08.01.2017 | Par Bernadette Sauvaget

Les confréries soufies sortent de leur réserve

Près de 700 fidèles se sont retrouvés samedi à Paris pour le grand Mawlid, dans le cadre d'un mouvement qui séduit de plus en plus de musulmans.

 

Discrètes, jusqu’à se faire oublier. Les confréries soufies (le courant spirituel de l’islam) n’aiment guère se mettre en avant. «C’est dans l’ADN du soufisme, qui privilégie l’intériorité et le combat contre l’ego», plaide Ihsane, l’un des représentants, en France, de la confrérie Boutchichiyya, d’origine marocaine. Mais le vent tourne. Face à la montée du radicalisme, le soufisme sort peu à peu de sa réserve. A Paris, le Rassemblement soufi de France organisait, samedi soir, le grand Mawlid de Paris, célébrant la naissance du prophète de l’islam, Mahomet. En se jouant d'ailleurs un peu des dates… Officiellement, la fête de Mawlid avait lieu le 12 décembre. «Mais c’était à la veille des vacances de fin d’année», explique les organisateurs de la manifestation organisée à l’Espace Reuilly, dans le XIIarrondissement.

 

Photo Martin Colombet.
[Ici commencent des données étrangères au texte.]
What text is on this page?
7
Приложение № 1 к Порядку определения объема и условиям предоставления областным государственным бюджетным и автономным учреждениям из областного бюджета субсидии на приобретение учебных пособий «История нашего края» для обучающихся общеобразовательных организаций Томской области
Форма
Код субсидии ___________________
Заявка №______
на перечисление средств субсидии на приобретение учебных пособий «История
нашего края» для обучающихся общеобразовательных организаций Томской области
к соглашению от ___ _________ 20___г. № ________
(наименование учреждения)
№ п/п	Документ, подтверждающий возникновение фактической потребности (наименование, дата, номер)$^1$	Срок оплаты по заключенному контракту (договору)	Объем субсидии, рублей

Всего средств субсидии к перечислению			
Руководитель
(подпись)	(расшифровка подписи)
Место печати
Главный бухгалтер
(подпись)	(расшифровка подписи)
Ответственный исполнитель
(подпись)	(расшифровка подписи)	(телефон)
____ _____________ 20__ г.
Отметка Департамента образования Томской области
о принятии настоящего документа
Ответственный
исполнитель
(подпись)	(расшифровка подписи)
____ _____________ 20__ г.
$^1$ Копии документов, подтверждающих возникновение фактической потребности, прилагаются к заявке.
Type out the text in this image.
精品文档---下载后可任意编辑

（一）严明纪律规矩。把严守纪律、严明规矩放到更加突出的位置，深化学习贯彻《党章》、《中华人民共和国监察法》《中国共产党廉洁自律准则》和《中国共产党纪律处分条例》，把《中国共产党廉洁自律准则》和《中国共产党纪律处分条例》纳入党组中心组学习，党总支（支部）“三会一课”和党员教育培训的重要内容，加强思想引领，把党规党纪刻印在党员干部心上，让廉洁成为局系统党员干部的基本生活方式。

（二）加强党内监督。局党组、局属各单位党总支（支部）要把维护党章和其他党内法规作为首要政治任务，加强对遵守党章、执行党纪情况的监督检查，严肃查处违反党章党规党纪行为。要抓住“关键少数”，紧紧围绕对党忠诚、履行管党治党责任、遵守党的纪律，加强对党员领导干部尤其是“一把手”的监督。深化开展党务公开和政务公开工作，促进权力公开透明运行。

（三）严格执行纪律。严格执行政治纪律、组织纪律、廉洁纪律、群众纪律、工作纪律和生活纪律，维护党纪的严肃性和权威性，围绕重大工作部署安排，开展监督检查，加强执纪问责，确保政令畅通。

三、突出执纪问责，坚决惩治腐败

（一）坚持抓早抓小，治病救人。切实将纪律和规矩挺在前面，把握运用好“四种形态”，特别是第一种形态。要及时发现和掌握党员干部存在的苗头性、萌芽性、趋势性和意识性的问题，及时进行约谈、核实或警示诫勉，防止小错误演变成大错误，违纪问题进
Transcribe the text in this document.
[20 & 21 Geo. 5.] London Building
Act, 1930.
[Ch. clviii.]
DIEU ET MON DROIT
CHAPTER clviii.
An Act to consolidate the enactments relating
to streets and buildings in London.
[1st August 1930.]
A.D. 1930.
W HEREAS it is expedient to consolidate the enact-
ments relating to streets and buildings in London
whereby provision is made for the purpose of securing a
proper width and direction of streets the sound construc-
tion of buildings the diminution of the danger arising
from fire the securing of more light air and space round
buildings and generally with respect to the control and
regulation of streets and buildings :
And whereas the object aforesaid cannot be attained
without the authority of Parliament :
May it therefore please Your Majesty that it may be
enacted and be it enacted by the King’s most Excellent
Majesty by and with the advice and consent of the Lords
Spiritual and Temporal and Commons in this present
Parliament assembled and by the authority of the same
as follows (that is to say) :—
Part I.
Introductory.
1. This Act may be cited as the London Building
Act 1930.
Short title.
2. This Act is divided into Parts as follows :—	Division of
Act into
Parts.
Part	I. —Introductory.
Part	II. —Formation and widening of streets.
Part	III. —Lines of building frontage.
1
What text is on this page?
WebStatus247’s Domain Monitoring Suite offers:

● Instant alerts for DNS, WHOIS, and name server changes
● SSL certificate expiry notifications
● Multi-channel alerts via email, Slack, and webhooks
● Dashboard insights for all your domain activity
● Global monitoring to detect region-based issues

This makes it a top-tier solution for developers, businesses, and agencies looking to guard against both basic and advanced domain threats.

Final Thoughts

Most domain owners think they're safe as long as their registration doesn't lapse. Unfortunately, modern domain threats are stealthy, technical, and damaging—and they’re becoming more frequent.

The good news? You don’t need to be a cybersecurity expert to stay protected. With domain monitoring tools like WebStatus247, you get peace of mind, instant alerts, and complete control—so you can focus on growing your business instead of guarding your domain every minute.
HansLucas

 

Plus de 700 personnes, majoritairement âgés de moins de quarante ans, sont venus écouter quelques conférences, mais surtout des groupes de chants soufis. L’ambiance est détendue, festive. «C’est cela le vrai islam», répètent, à l’envi, plusieurs personnes dans le public. «Nous n’avions pas rassemblé autant de monde les années précédentes», reconnaît volontiers Younès, de la confrérie Alawiyya, d’origine algérienne, l’une des plus solidement implantée dans l’Hexagone. Une preuve de la montée en puissance de ce courant. «Il y a un intérêt de plus en plus marqué pour le soufisme, explique Younès. Nous le voyons depuis les attentats terroristes. Les musulmans cherchent d’autres manières d’envisager l’islam.» En 2016, le grand Mawlid de Paris avait lieu, un an tout juste après l’attaque meurtrière contre Charlie Hebdo. «C’était très présent dans les esprits, se souvient l’un des participants. Et il y a eu un certain nombre d’appels pour que le soufisme s’engage davantage dans la lutte contre la radicalisation.»

 

«L'ennemi de personne»

 

Fêter le Mawlid, c’est aussi un pied de nez aux salafistes. Cette fête, selon ces derniers, n’appartient pas au corpus de l’islam. Se présentant comme les défenseurs de la plus stricte orthodoxie, les salafistes l’interdisent. Pour l’heure, les relations entre salafistes et confréries soufies sont exécrables, les premiers considérant quasiment les secondes comme «hérétiques». Et partout dans le monde, le soufisme est l’une des cibles des groupes jihadistes. Au Mali, en Syrie ou en Irak, ils ont détruit, au fil de leurs conquêtes, de grands mausolées soufis. Soucieux de ne pas paraître belliqueux, on affirme, au sein du soufisme, «n’être l’ennemi de personne».

 

Reste que dans l’histoire de l’islam, les confréries soufies ont souvent suscité la méfiance, surtout des pouvoirs en place. Ce fut notamment le cas dans les années qui ont suivi l’indépendance de l’Algérie. Dès lors, les confréries ont trouvé en Occident des terres d’accueil moins hostiles, ce qui explique en partie leur développement en dehors du monde musulman, dans la deuxième partie du XXe siècle. En France, une petite dizaine de confréries rassemblent plusieurs milliers d’adeptes. Parmi eux, un nombre assez conséquent de «convertis». Récemment, une maison du soufisme s’est ouverte à Saint-Ouen, aux portes de Paris, sous l’égide de la confrérie Naqshbandiyya, d’origine d’Asie centrale, mais dont le maître spirituel réside à Chypre.

 

«Nous souhaitons aussi défendre un patrimoine menacé», plaide Carole Latifa Ameer, de la confrérie Chishtiyya, l’une des chevilles ouvrières de l’organisation du grand Mawlid de Paris. Sur scène, à l’Espace Reuilly, elle rappelle qu’en juin 2016, un très célèbre chanteur soufi Amjad Sabri a été assassiné à Karachi au Pakistan. L’agression a été qualifiée, sur place, «d’acte terroriste» par la police. En présentant, le groupe de musique Shuaib Mushtaq Qawwal, des jeunes artistes d’origine pakistanaise vivant en France, Carole Latifa Ameer encourage, elle, les nouvelles générations «à s’investir dans les arts soufis».